From Song and Yuan dynasties(960—1368) to early stage of Ming dynasty（1368－1644）, the overall trade of Chinese tea is subject to government’s severe restrictions and develop slowly. Especially, around that time according to the law anyone who smuggled Teas to other countries by ship could be sentenced to death. This kind of horrible storm hang over Chinese tea trade for years and did not disappeared until the Zheng He's Expedition to west sea from 1405 -1433. The（宝船） treasure ship, as all of the boats of China's first blue-water navy were known, carrying precious Bohea tea as well as other priceless treasures, was commanded by great navigator and explorer Zhen He has brought tea trade into a new era.
Ming dynasty (1360 -1644）
There are two views about question when and how did Chinese tea first enter European market. Some says, In 1607 Dutch East India Company began to purchase Chinese Bohea tea and shipped them to Java being as an important transit point finally distributed to European counties. But other version pushes this time back to AD 1666. Tea became the main ingredient of the European daily life in around 1680. Henceforth European people use term “Bohea tea” as an umbrella term to refer to all teas from far China.
To the world –the early stage of Imperial era (1700s- 1800s)
There is more than one reference about Chinese tea export you can find in famous book ALL About Tea written by Wilian H. Ukers. In his book he said “In 1607, Dutch East India Company began purchasing teas in Macao and shipped them to Java then distribute to nations of European”. This is the first record about Chinese tea exported to European. It was the time then Japanese green tea occupied the largest share of market, the appearance of Chinese tea like cardio tonic injected to the European tea market. Short time later, the former has been beaten down by those new comers with their marvelous taste.
“Those Dutch merchants imported green tea first, and then BOHEA TEA from China “said in book ALL About Tea. In a short span, Chinese teas become a favorite of Dutch people and generally an indication of popular fashion.
Followed the steps of Dutch man, the crafty English merchants learn this trick of how to do business with Chinese very quickly, and rushed to china and came back with Chinese tea with the cost of silver. Allured and big profit and impelled by capitalist greedy, Britain and Holland the two naval superpowers involved in early tea trade fought against each other for their ultimate goal of occupying more capital markets including tea markets of course. The winner Britain finally controlled most European tea trade with China.

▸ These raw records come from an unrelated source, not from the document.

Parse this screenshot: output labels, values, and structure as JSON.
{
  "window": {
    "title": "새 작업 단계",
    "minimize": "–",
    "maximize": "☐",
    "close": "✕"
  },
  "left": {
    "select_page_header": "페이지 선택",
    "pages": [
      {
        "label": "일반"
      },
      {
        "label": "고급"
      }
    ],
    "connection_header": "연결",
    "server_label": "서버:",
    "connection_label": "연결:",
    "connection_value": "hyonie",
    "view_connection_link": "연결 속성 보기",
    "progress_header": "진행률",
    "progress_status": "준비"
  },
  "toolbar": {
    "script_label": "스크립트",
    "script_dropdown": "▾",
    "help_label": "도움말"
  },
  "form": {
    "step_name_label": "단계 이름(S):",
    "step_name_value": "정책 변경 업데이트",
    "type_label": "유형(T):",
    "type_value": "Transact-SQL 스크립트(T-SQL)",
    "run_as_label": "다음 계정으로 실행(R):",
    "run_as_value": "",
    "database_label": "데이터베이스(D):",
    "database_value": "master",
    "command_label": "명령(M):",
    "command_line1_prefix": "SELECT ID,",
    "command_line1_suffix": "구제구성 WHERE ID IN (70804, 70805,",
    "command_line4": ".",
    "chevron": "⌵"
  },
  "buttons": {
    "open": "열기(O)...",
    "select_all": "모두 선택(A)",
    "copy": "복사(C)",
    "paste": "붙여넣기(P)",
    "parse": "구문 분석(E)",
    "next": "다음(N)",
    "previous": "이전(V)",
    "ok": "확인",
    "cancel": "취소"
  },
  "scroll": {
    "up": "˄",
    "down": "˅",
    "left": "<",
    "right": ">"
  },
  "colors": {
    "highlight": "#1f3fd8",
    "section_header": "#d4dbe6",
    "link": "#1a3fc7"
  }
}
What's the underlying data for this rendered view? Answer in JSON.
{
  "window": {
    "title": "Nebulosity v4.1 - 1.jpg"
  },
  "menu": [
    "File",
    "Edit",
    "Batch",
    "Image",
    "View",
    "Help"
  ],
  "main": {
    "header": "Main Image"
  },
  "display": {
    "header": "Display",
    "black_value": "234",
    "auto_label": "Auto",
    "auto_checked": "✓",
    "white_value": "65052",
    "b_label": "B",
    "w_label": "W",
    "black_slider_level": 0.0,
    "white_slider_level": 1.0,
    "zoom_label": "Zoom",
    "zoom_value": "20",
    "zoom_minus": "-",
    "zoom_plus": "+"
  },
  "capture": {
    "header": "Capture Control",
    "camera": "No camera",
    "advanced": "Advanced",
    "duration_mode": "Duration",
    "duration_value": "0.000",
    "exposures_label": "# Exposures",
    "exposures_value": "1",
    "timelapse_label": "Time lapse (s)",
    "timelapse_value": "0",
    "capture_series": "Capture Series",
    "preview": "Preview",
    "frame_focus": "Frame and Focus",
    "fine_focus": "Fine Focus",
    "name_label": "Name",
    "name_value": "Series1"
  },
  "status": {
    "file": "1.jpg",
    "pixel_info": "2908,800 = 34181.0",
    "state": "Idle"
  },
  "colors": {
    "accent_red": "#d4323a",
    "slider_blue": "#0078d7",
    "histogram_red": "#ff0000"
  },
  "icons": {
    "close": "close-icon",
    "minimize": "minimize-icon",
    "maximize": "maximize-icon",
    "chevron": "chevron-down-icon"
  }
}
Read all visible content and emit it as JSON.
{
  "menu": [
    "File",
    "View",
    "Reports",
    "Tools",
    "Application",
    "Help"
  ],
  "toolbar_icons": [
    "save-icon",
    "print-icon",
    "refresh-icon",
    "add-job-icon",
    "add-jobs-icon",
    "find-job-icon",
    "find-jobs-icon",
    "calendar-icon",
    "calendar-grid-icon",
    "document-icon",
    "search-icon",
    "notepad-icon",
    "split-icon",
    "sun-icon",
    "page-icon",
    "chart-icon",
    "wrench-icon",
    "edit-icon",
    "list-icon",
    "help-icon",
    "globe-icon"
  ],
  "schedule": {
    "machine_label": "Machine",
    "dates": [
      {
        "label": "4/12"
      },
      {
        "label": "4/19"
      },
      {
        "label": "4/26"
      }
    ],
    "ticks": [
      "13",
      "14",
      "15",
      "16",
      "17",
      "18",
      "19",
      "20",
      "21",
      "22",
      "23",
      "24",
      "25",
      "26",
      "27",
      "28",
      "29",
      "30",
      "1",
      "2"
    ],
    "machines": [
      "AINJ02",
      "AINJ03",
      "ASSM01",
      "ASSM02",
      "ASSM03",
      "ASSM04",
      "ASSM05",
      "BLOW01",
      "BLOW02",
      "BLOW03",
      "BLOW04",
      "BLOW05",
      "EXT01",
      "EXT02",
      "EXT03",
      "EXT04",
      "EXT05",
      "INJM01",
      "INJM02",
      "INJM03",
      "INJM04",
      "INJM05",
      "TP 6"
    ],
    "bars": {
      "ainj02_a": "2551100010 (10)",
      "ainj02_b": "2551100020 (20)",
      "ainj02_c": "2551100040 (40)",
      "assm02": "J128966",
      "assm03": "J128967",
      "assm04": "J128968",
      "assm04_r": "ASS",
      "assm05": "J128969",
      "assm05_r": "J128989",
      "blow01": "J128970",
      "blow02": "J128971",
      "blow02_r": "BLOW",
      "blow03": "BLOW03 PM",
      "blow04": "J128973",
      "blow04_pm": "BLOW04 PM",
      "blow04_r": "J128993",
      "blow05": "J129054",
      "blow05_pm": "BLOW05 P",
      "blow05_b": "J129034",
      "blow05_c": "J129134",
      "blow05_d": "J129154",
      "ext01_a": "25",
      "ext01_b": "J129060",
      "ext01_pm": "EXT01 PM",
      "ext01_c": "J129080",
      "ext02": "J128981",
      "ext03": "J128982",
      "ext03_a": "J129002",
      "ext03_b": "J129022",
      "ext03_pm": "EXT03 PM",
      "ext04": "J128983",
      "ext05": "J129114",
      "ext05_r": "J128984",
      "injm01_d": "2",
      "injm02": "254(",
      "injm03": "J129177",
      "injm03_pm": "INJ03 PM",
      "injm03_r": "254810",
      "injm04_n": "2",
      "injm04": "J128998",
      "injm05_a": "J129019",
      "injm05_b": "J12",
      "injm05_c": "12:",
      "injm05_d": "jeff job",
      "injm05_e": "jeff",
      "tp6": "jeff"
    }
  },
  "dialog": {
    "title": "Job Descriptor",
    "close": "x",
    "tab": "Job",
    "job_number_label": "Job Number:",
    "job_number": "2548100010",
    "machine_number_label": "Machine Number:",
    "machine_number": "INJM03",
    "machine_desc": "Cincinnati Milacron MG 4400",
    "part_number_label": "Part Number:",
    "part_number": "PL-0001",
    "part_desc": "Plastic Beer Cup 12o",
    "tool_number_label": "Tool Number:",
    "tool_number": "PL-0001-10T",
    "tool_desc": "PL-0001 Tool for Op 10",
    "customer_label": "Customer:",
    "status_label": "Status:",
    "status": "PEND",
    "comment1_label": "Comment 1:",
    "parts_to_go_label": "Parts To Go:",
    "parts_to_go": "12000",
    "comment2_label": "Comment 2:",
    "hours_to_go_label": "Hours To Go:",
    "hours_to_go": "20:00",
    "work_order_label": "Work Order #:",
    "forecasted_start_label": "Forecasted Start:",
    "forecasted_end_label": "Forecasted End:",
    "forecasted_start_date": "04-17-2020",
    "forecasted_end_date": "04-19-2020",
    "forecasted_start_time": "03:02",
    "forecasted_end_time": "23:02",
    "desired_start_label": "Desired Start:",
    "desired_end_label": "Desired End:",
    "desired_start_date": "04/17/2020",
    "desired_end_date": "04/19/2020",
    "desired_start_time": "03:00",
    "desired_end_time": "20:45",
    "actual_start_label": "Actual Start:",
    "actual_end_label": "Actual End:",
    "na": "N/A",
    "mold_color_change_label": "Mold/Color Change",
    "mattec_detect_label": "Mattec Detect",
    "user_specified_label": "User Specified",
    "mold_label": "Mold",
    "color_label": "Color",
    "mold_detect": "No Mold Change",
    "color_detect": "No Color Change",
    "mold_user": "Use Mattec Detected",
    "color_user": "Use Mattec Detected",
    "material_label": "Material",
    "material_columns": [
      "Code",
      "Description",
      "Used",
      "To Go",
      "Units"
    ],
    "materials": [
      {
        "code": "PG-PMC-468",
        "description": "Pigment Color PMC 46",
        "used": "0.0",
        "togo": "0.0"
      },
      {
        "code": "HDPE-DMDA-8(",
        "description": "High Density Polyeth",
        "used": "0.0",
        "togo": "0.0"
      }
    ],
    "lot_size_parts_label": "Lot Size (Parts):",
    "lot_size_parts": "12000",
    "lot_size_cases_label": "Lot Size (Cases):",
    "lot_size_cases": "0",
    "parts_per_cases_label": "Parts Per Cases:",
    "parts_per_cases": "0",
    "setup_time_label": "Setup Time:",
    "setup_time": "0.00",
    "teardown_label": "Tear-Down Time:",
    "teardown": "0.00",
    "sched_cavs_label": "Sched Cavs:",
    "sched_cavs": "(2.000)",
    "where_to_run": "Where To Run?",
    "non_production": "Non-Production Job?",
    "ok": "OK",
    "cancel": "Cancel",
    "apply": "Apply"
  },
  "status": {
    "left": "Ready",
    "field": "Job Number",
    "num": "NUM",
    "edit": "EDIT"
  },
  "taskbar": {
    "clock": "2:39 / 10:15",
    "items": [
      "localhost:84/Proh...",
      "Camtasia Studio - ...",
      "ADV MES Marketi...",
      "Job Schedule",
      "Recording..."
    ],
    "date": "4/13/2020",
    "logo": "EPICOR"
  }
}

The Opium War（1840-1860）expanded Chinese tea export
In the 17th and 18th centuries the demand for Chinese goods in the European market created a trade imbalance because the market for Western goods in China was virtually non-existent. At first, of course, the amounts were not very large, but toward 1750, with the British buying millions of pounds of tea a year, they had to pay for two-thirds of it with silver coin or bullion. To alleviate the financial pressure they had to resort to Opium. This reverse flow of silver and the increasing numbers of opium addicts alarmed Chinese officials. In 1839, the Daoguang emperor, rejecting proposals to legalize and tax opium, appointed Lin Zexu to solve the problem by abolishing the trade. This event utterly stimulus the contradiction and the clouds of war above Canton become darker. The Opium War, finally came in 1840, was speedily ended with the Treaty of Nanking in 1842, by which the Qing Dynasty has been forced to accept “free trade”. Later in the middle 1800s, the Treaty of Five Ports Commercial Intercourse promoted the Chinese tea export objectively. Later, both of the export value and volume of Chinese tea export have reached an all-time high; have topped to 2,540,000 Dan (approximately 127,000t) in 1880 and 2,680,000 Dan (approximately 134,000t) in 1886 the record high.